12.RICE BY CHEMMANAM CHACKO
‘Rice’ is a poem in Malayalam written by Chemmanam Chacko and translated into English by Prof. K. Ayyappa Paniker. In the first half of the poem, the poet tells about his expectation of events that may happen when he goes to his house after four years. In the beginning, the poet tells that after four years doing research in North India, he is coming back to the native place which is in Kerala. He got research when he proved that through the husk, one could make toys. Now he is in a train. He is eager to eat a meal of athikira rice because he is fed up with chapaties.Now the poet gives the images of his father, little brother and mother and their response when he reaches his home. In his imagination, his father will be wearing a handloom dhoti which is blemished with yellow mud. He will be very happy that water is coming from Varanganal canal. The poet assumes that his father will see him from far and his father and would ask when he had started from there .Father would be busy in field and would be ploughing the field with oxen as it is planting season.
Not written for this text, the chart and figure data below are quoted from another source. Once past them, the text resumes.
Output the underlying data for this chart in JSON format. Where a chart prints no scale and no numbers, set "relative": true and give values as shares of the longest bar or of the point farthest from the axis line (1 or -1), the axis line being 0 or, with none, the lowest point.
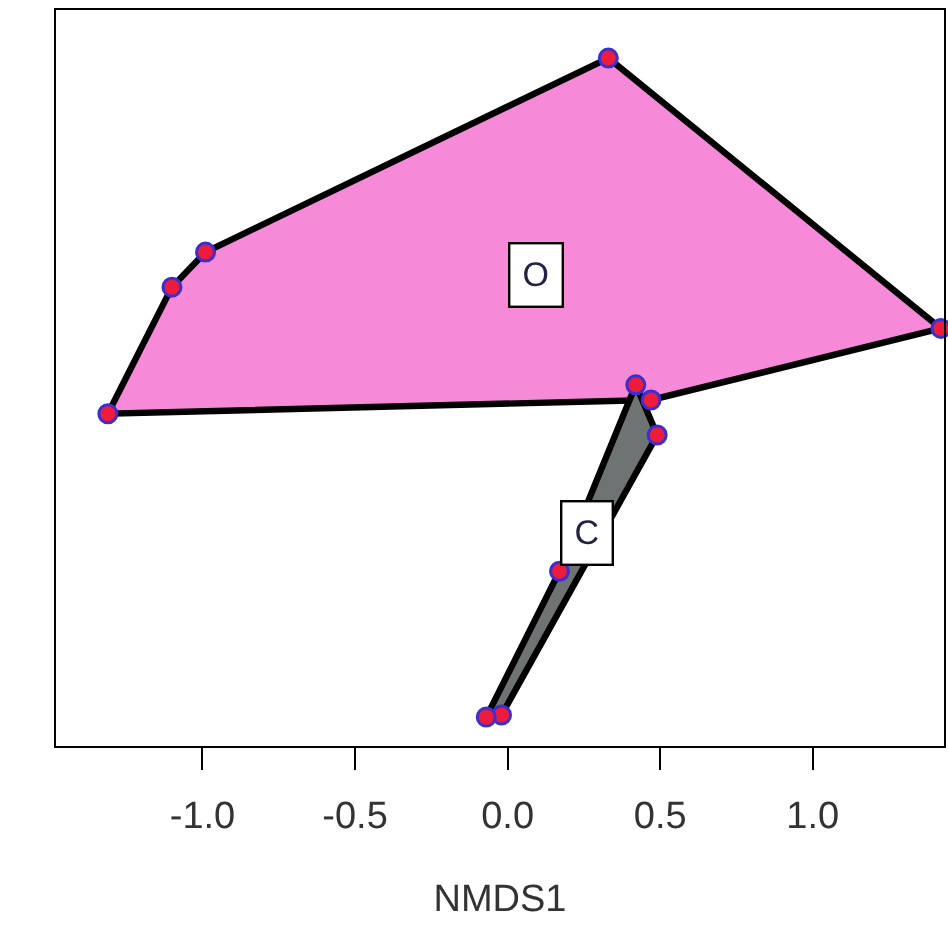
{
  "chart_data": {
    "type": "scatter",
    "relative": true,
    "xlabel": "NMDS1",
    "xlim": [
      -1.48,
      1.43
    ],
    "xticks": [
      {
        "value": -1,
        "label": "-1.0"
      },
      -0.5,
      {
        "value": 0,
        "label": "0.0"
      },
      0.5,
      {
        "value": 1,
        "label": "1.0"
      }
    ],
    "tick_labels": "x",
    "series": [
      {
        "type": "area",
        "color": "#f78ad8",
        "x": [
          0.33,
          1.42,
          0.47,
          -1.31,
          -1.1,
          -0.99
        ],
        "values": [
          1.0,
          0.607,
          0.503,
          0.483,
          0.667,
          0.718
        ]
      },
      {
        "type": "area",
        "color": "#6e7373",
        "x": [
          0.42,
          0.49,
          -0.02,
          -0.07,
          0.17
        ],
        "values": [
          0.525,
          0.452,
          0.045,
          0.042,
          0.254
        ]
      },
      {
        "marker": "circle",
        "color": "#ee1c3c",
        "x": [
          0.33,
          1.42,
          0.47,
          -1.31,
          -1.1,
          -0.99,
          0.42,
          0.49,
          0.17,
          -0.02,
          -0.07
        ],
        "values": [
          1.0,
          0.607,
          0.503,
          0.483,
          0.667,
          0.718,
          0.525,
          0.452,
          0.254,
          0.045,
          0.042
        ]
      }
    ],
    "annotations": [
      {
        "text": "O",
        "x": 0.09,
        "y": 0.684
      },
      {
        "text": "C",
        "x": 0.26,
        "y": 0.311
      }
    ]
  }
}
Seeing the poet, his little brother would happily run towards him with tender saplings of paddy which has to be planted in the paddy field. His little brother would intimate his mother that he had arrived .
The poet then imagines that in order to reach his house which is beside the paddy field, he has to walk through the paddy field. In his imagination, he is walking very carefully along the dyke so that he will not damage the baskets full of seed. While he is on the way to his home, his mother will be separating rice soup from rice. Imagining all these, he wants to reach his home as far as possible.
In the second section, the poet sees the changes that have happened when he reaches his native place. When he left his place, there were only palm-thatched houses. Now instead of palm-thatched houses, there are only trees. Also, there are rubber plants everywhere which are twice than his height. These rubber plants replace ‘modan and vellaran’, varieties of paddy. Now he has confusion about whether he has taken the wrong path.
Now the poet has reached the house. Four years back, there was a paddy field adjacent to his house. So he expects that he can hear the shouts of workers who are engaged in ploughing. Unfortunately, he cannot hear such shouts. He gets a shock. To his dismay, he sees areca nut palms in that field. Also, there are deal wood trees on either side of the canal.
Finally, the poet enters his house. His father is observing a worker fixing up the rubber sheet making the machine. His father informs that he has shifted to a commercial plantation because there is no profit in paddy cultivation. Father stated that only a few people are cultivating paddy in their fields. Beyond that, Government is providing rice to people in the name of the ration.
At that time, the poet’s little brother arrives. Seeing his brother, the poet yearns to have a full meal of athikira rice. But he is shocked to see the wheat ration spilling on the floor. While the poet observes these changes, he hears the sound of the aeroplane which he describes as the “ship of the sky”. He says that the Chief Minister of Kerala might have gone to the centre for requesting more rice. He sarcastically comments that the Chief Minister is passing above the cash crops which have destroyed the paddy cultivation in Kerala.
As the poem ends, the poet sarcastically asks a question whether the Centre will give him husk to make toys too.